La France a pris une décision sanitaire sans précédent : elle est aujourd’hui le seul pays au monde à rendre obligatoire la vaccination à ARN messager de tous ses canards d’élevage contre la grippe aviaire. Cette mesure peut sembler anodine à première vue, mais elle soulève de graves questions relatives à la sécurité alimentaire et à la santé humaine.

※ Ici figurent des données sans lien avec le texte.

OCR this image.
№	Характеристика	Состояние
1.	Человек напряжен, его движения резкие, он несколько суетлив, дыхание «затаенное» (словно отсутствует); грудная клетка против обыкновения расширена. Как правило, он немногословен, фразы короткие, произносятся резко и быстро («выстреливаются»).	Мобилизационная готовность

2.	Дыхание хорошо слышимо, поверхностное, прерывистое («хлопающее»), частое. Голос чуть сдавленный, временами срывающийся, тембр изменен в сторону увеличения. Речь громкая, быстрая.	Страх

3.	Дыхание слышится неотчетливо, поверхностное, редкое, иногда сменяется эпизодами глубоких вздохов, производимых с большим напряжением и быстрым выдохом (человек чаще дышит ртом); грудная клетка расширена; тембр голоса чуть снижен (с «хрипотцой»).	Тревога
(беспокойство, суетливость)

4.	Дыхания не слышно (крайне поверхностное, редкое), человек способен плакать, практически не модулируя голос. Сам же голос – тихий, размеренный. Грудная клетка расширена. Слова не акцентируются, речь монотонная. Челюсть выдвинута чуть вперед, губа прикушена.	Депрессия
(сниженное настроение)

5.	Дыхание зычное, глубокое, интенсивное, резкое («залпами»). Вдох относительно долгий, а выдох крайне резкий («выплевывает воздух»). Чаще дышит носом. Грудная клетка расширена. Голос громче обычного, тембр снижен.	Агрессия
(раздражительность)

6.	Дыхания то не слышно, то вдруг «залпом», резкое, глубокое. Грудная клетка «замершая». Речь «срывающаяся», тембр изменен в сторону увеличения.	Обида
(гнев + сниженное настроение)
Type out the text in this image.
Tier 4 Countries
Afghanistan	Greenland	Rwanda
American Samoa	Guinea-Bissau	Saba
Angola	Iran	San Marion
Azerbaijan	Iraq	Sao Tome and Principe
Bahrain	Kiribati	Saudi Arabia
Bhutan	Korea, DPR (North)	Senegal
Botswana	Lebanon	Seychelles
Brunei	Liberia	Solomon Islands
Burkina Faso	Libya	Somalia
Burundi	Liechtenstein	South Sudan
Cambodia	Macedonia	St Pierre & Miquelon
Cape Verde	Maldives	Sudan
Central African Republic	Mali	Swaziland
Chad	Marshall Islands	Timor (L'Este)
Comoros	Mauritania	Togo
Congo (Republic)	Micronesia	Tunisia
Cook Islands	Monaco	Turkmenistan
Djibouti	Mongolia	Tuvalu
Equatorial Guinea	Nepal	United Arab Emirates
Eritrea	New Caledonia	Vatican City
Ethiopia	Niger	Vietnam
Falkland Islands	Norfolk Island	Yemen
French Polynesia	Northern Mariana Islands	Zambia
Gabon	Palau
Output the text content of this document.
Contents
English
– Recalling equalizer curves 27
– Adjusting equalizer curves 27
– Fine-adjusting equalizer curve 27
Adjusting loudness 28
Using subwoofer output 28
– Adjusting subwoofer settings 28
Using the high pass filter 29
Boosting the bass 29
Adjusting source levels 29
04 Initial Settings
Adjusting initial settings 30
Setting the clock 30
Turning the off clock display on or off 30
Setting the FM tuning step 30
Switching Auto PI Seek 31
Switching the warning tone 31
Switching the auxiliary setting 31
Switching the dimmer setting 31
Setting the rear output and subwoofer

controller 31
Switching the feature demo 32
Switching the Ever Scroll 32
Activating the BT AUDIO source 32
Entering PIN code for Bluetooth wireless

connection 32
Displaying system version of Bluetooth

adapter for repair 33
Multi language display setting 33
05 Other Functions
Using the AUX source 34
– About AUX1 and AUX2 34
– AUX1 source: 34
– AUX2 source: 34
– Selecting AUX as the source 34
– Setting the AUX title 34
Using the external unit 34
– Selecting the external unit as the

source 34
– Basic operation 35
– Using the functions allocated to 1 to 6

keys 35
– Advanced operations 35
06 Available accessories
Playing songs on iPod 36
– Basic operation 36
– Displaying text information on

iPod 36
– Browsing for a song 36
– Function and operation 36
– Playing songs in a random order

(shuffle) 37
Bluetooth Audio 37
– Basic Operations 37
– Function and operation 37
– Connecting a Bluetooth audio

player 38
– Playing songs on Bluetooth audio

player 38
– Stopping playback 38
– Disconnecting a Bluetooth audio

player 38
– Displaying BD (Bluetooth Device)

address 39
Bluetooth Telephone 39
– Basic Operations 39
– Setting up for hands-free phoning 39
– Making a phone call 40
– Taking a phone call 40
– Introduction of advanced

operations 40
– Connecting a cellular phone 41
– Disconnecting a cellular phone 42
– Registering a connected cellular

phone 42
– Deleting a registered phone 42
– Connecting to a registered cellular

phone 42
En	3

Une technologie vaccinale inédite appliquée aux animaux d’élevage
Le Dr Jean-Marc Sabatier, docteur en microbiologie cellulaire et directeur de recherche au CNRS, est un spécialiste reconnu de l’ARN messager et des technologies virales. Il explique que deux vaccins sont actuellement utilisés en France pour les canards. L’un est à virus inactivé et l’autre est un vaccin à ARN messager auto-amplifiant produit par l’entreprise vétérinaire SVA et dirigé contre l’hémagglutinine H5 du virus H5N8 responsable de la grippe aviaire.
Cette autorisation temporaire d’utilisation a récemment été renouvelée pour deux ans, jusqu’en 2027. Mais qu’est-ce qui différencie ces vaccins à ARN messager auto-amplifiant des vaccins traditionnels ?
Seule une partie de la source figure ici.